Nearby homeowners presented the board with a letter expressing fears that expanding the business “will have a negative impact on our neighborhood” — Grassi Lane, Alfalfa Lane and Route 9D — a place “peaceful and pin-drop quiet after dusk.”
Citing “quality of life” issues, the letter stated that “the site would morph from a small deli operation to a larger establishment serving food and alcohol late into the evenings” and that the restaurant may host larger events with music (inside and outside), as well. Restaurant operations would also bring noise, along with vehicle headlights and other forms of intrusive lighting, the letter predicted.
“No one who has moved here would expect to be subjected to that kind of activity,” the letter said. It added that “residents’ right to peace and privacy has recently been infringed upon in the mornings by changes to the post office” and that “the neighborhood was not consulted about these changes.”
Safety could be affected, too, the letter warned. “There is already increased traffic to and from the post office, with cars darting in and out of the parking lot and using Grassi Lane, making it more difficult to enter and exit,” the letter stated. “With a wine bar there, the situation could grow more hazardous for a longer period each day, with the added potential for driver impairment.”
Moreover, the residents observed in the letter and in their remarks to the Planning Board, both Grassi and Alfalfa Lanes are private — not commercial — roads, maintained by residents at notable cost. “People from the post office already use Grassi Lane without residents’ permission and we would have every reason to expect that patrons at the expanded wine bar, particularly during special events or performances, would as well,” the letter said.

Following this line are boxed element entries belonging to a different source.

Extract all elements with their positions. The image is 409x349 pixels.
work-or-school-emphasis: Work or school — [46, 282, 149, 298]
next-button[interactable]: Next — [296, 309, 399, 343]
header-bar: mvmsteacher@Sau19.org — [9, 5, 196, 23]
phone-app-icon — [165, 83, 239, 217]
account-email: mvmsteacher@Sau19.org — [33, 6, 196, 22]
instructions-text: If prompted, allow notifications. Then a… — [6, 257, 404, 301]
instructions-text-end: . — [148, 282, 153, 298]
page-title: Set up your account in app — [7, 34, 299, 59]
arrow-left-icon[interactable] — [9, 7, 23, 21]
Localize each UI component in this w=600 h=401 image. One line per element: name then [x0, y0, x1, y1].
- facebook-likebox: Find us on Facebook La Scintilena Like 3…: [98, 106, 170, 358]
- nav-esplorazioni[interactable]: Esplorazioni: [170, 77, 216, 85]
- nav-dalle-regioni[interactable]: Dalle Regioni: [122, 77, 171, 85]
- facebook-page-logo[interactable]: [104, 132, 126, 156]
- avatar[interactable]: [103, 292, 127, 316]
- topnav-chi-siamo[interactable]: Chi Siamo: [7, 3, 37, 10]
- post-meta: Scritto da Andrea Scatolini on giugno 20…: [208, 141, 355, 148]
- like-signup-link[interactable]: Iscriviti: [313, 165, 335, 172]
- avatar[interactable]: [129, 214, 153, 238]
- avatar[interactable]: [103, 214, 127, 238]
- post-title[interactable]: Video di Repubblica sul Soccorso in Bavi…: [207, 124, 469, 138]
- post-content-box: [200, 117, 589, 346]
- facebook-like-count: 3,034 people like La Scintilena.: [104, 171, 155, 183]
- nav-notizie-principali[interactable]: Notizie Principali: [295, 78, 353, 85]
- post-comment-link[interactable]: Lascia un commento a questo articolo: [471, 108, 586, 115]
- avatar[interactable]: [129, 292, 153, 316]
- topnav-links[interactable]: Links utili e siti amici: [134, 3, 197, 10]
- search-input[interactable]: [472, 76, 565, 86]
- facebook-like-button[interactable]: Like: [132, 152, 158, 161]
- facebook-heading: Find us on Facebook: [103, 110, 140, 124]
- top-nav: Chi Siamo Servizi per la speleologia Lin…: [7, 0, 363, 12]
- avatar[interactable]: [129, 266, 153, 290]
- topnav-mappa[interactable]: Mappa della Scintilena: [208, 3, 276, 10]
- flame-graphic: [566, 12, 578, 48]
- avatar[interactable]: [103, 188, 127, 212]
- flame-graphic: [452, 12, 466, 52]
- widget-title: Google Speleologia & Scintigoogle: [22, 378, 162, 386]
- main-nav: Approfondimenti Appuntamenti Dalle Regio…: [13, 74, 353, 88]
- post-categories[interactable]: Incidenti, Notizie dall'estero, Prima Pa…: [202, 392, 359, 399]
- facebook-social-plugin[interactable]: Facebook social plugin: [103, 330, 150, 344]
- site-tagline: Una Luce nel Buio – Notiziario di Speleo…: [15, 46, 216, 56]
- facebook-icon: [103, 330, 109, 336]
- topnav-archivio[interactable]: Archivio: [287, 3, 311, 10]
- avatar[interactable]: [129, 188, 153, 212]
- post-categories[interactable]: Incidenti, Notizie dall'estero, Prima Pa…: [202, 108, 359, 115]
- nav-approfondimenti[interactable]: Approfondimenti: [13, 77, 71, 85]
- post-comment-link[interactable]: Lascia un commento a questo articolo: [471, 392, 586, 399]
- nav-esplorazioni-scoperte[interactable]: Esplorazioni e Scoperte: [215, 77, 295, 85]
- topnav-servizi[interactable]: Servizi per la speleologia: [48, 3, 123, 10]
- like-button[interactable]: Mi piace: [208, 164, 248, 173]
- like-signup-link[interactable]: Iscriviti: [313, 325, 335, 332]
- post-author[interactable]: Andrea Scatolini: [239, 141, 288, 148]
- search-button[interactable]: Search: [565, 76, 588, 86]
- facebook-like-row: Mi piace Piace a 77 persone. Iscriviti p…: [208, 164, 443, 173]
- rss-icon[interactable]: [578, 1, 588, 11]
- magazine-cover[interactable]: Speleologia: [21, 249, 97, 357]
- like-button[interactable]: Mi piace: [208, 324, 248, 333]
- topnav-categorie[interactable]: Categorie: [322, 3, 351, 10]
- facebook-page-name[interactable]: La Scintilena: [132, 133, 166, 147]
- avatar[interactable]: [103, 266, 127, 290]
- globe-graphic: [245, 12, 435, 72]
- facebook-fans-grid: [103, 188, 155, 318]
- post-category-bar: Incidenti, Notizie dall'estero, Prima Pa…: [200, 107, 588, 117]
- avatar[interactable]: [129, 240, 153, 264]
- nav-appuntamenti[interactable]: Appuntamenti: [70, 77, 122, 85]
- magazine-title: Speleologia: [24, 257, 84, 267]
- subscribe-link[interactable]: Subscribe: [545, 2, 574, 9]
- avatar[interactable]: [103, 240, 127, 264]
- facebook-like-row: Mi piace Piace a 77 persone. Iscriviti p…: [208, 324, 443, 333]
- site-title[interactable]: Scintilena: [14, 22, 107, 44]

Addressing the Planning Board, Wally Schaefer, a neighbor and café customer, said that he understands the McMahons’ desire to fulfill a dream of opening a wine bar/restaurant. “I wish them best success but I hope we can find a middle ground … something that suits everybody. It really is a residential zone,” already disrupted by the post office, he said. “Are we going to have five or six hours of peace and quiet? I think you should really give that a lot of thought.”
Goldee Greene, who lives on Alfalfa Lane, expressed the “wish that there was a more heightened sense of sensitivity, a little sensitivity, about what Garrison is all about. We don’t really need a place where we’re all going to be hanging out.” She described the project as “unsafe … unaesthetic” with possible “shocking” and “horrifying” repercussions. While she favors the café’s continued existence, she said, she does not want a restaurant. “No, that’s not what we need in the hamlet of Garrison.”
Diane Travis described a problem “with people parking on private roads” even now and criticized the Planning Board for conducting a site survey June 28 without alerting residents. “None of us was aware” of the board’s presence, she said. “You didn’t see our side. We were like blindsided. You didn’t do us justice.”
The Planning Board routinely visits sites involved in applications; it schedules its trips in public during monthly meetings.